One of my favorite novels is “Little Women” by Louisa May Alcott, and I am a sucker for any adaptation (be it audiobook, play, or movie). I think I have seen every movie version, including the ill-advised 1970s one that starred Jan Brady (Eve Plumb) and Captain Kirk (William Shatner). The latest iteration I enjoyed is the graphic novel “Meg, Jo, Beth, and Amy” by Rey Terciero. This retelling has all the major touchstones and plot points you would expect, while also making the characters fully-realized modern young ladies. Set in present day New York, the four young sisters and their mother live in a small apartment while their father is deployed in the Middle East, and throughout this delightfully-illustrated graphic novel, Terciero does an excellent job of adding her take on some of the hallmarks of Alcott’s beloved book.

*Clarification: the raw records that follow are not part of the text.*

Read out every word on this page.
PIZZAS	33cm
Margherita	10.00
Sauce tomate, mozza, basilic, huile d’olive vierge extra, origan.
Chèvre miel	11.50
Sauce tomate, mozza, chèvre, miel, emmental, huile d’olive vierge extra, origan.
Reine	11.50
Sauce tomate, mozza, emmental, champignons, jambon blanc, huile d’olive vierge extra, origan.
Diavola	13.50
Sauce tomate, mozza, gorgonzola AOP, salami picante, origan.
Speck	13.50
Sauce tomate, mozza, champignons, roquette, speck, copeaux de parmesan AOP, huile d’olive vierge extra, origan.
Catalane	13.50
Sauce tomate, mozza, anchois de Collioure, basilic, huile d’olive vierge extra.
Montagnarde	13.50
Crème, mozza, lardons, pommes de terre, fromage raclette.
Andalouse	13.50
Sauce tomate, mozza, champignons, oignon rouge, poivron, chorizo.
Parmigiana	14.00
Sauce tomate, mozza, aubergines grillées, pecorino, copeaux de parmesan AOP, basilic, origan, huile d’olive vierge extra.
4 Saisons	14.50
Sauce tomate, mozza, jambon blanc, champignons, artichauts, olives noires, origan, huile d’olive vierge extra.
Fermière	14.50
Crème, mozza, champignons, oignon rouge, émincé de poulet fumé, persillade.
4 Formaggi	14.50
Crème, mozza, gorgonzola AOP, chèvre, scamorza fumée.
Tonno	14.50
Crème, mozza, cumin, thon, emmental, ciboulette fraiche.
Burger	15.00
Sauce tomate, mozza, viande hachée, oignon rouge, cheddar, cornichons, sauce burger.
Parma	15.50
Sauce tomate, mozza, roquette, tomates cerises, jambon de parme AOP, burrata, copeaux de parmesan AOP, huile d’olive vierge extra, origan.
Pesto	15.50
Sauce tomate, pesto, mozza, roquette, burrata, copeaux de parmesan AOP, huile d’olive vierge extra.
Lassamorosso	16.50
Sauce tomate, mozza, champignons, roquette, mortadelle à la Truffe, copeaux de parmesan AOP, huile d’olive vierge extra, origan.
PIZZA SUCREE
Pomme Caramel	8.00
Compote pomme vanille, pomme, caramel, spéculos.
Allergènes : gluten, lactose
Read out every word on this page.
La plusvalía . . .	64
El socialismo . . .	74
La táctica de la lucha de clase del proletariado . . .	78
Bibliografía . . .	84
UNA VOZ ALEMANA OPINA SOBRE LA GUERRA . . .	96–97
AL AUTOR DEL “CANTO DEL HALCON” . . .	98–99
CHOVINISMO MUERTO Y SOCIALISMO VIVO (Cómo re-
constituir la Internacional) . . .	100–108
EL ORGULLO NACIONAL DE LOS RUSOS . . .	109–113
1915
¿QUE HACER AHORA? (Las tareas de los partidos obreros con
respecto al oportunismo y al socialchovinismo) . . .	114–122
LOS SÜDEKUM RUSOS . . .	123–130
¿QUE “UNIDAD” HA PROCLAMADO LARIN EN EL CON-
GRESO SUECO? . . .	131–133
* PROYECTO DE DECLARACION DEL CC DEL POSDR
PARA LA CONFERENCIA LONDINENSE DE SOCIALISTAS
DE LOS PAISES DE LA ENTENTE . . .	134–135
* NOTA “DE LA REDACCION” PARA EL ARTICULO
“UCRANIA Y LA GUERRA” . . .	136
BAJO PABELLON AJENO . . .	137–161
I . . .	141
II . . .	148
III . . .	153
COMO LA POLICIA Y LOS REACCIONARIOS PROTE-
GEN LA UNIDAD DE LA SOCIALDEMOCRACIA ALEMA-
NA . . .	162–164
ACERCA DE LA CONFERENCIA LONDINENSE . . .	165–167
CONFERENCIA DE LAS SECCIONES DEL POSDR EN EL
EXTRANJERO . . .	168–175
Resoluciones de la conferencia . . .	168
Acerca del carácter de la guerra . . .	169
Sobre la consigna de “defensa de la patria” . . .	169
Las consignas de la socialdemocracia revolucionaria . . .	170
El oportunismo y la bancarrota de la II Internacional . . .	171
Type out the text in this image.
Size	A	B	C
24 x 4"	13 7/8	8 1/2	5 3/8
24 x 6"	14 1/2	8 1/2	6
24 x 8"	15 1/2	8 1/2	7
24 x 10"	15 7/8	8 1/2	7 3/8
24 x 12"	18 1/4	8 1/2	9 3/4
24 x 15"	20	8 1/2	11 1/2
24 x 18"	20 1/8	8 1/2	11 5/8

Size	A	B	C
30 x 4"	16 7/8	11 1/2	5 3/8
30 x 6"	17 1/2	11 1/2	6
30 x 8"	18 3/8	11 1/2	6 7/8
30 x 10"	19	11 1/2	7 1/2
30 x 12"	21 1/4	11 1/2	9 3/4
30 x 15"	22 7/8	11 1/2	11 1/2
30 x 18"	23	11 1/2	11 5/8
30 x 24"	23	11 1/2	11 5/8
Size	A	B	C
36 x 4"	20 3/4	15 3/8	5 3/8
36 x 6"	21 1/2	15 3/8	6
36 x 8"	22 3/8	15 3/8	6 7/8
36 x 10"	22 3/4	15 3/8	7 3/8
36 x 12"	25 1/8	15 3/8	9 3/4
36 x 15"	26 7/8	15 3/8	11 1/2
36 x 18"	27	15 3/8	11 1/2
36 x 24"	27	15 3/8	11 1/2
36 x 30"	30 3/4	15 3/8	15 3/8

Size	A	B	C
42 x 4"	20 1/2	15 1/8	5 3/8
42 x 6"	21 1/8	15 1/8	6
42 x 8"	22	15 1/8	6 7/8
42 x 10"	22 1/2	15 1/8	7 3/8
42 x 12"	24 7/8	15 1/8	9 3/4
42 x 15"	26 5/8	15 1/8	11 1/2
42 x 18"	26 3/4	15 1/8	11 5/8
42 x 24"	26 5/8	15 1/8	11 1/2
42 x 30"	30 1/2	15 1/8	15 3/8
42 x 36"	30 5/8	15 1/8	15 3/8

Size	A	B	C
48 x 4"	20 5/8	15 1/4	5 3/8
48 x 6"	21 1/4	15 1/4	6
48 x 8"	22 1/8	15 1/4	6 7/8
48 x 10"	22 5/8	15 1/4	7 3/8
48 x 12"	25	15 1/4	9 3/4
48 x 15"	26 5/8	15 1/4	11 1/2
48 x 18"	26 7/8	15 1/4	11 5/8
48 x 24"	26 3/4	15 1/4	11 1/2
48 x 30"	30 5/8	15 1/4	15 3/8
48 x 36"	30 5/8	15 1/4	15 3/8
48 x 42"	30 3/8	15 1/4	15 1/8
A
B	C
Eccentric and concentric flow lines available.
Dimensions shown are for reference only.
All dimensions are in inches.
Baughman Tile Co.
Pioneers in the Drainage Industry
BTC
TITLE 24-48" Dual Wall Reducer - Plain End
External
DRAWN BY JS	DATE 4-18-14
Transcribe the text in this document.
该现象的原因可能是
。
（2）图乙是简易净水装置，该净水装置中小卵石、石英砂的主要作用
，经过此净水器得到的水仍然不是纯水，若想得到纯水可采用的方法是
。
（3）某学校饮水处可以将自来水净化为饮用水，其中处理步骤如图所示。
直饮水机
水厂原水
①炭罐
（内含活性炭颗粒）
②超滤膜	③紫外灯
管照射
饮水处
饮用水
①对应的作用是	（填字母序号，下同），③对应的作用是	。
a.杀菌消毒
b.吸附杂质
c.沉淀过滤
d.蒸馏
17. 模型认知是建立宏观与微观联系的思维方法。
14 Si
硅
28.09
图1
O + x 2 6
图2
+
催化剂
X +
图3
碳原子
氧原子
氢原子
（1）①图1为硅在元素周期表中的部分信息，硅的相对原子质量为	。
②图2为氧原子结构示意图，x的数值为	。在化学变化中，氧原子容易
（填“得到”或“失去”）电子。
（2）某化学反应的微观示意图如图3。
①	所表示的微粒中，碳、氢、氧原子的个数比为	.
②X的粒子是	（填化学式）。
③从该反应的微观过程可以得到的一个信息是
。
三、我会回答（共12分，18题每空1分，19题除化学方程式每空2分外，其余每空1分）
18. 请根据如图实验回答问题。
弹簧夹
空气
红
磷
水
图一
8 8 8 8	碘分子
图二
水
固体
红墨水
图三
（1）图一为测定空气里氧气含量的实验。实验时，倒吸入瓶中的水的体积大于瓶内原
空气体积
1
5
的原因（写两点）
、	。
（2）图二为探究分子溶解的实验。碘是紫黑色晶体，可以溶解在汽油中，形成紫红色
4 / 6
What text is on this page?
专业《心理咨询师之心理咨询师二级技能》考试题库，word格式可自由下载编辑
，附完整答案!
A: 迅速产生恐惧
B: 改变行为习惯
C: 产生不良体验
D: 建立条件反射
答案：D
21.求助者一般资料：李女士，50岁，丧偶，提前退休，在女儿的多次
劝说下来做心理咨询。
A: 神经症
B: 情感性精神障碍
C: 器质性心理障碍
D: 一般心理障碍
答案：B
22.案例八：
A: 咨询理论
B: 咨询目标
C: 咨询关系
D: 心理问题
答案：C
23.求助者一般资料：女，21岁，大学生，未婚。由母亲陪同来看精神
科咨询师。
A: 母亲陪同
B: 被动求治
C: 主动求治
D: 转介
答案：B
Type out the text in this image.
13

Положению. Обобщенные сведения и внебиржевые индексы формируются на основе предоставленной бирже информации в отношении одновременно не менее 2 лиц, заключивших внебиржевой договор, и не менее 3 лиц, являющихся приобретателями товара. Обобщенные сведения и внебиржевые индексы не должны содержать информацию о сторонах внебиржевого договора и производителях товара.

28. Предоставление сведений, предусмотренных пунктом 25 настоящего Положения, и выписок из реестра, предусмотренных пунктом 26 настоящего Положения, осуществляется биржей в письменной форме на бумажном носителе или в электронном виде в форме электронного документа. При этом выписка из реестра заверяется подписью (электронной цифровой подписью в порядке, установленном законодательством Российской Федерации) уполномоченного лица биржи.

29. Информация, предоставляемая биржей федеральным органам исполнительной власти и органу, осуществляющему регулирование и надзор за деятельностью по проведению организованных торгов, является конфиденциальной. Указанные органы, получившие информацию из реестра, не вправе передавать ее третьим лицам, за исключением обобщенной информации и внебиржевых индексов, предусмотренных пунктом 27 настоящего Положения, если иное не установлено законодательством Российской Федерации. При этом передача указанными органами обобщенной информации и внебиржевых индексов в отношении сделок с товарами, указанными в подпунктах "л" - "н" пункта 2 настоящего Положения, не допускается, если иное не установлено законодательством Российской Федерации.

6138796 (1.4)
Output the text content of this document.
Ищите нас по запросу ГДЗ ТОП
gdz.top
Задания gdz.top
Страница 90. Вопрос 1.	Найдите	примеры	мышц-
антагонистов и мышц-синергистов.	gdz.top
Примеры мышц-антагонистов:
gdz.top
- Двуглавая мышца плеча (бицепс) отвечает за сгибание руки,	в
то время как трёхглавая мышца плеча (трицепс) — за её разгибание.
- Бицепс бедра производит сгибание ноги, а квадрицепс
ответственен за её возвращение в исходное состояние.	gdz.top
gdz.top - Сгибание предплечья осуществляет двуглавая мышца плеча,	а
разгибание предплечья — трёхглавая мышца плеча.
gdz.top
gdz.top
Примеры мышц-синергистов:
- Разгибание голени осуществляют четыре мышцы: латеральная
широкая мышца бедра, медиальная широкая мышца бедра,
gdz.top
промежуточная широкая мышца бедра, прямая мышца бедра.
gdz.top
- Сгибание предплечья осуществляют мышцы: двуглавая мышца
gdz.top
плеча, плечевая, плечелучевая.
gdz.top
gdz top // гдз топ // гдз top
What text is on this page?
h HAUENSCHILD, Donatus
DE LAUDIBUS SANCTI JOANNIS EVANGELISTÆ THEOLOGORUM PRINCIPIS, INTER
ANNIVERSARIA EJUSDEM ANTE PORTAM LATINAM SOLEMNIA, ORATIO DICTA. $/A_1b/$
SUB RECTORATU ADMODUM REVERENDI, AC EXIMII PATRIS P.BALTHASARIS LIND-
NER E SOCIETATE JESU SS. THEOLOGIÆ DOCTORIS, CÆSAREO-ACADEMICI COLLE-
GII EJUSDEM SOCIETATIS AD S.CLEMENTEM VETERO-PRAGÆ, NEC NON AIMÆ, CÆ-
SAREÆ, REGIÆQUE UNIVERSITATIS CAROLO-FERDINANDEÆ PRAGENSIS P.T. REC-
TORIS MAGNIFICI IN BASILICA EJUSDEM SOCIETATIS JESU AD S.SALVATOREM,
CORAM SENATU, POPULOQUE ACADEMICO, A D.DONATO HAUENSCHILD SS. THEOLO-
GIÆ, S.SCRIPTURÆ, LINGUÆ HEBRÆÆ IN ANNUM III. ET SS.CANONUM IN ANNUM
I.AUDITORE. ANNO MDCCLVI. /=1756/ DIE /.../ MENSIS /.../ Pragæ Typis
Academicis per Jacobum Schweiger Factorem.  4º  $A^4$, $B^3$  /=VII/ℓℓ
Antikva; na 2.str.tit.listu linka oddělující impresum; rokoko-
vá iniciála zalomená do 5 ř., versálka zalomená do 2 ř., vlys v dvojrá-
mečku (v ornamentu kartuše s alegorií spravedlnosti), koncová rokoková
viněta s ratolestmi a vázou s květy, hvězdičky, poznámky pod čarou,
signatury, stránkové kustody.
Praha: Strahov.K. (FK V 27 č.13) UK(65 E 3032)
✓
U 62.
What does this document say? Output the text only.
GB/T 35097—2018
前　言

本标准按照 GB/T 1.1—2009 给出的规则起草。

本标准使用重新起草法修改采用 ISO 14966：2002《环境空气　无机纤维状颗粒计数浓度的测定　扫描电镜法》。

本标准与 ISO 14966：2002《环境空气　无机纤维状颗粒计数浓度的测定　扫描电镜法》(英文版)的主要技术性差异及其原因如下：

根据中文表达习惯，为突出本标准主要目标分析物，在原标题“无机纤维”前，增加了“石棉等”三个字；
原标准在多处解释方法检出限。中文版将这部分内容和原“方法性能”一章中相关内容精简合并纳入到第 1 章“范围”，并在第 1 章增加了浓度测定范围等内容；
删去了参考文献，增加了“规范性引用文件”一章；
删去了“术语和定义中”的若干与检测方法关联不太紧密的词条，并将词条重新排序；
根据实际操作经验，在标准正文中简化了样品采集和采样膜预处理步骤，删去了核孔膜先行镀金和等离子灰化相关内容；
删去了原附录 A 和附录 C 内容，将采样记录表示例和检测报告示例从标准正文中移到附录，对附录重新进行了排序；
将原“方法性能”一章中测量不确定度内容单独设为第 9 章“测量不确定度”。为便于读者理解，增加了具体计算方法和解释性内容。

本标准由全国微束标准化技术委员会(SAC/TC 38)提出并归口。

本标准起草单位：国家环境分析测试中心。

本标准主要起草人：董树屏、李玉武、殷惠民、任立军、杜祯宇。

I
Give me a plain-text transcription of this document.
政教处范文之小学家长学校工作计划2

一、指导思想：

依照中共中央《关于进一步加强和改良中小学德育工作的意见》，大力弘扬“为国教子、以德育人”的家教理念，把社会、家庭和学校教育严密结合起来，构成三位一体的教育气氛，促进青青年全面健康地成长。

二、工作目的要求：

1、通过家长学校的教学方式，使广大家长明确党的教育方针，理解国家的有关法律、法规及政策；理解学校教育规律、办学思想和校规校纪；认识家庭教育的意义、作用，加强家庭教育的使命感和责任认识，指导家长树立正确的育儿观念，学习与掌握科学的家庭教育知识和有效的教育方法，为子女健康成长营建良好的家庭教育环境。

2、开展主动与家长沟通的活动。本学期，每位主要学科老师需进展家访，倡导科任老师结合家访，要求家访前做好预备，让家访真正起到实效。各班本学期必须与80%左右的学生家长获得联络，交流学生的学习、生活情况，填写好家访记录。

The original story was progressive and endearing, and this graphic novel really shows its timelessness. I know I’m not alone in thinking that we can all see some of ourselves in each of the March girls, whether it is Meg’s practicality and touch of vanity, Amy’s desire for the finer things or Beth’s sweet nature; but it is still Jo’s independence, and her quest for self-actualization, that still most resonates with me. (As a young girl, I related to Jo—her craving for adventure and desire to cast aside some girlish conventions in favor of carving out her own path. Although I will admit I was thoroughly shocked when she declined Laurie’s marriage proposal! The 1995 movie version had Christian Bale cast as Laurie, and he will forever be my first love, even though I married my own wonderful and handsome Professor Bhaer!)
This new graphic novel is faithful to the essential characteristics of the girls and the heart and spirit of the original novel, and Terciero’s retelling is sure to become a classic itself! I know I will be recommending it to fans of Alcott and graphic novels alike.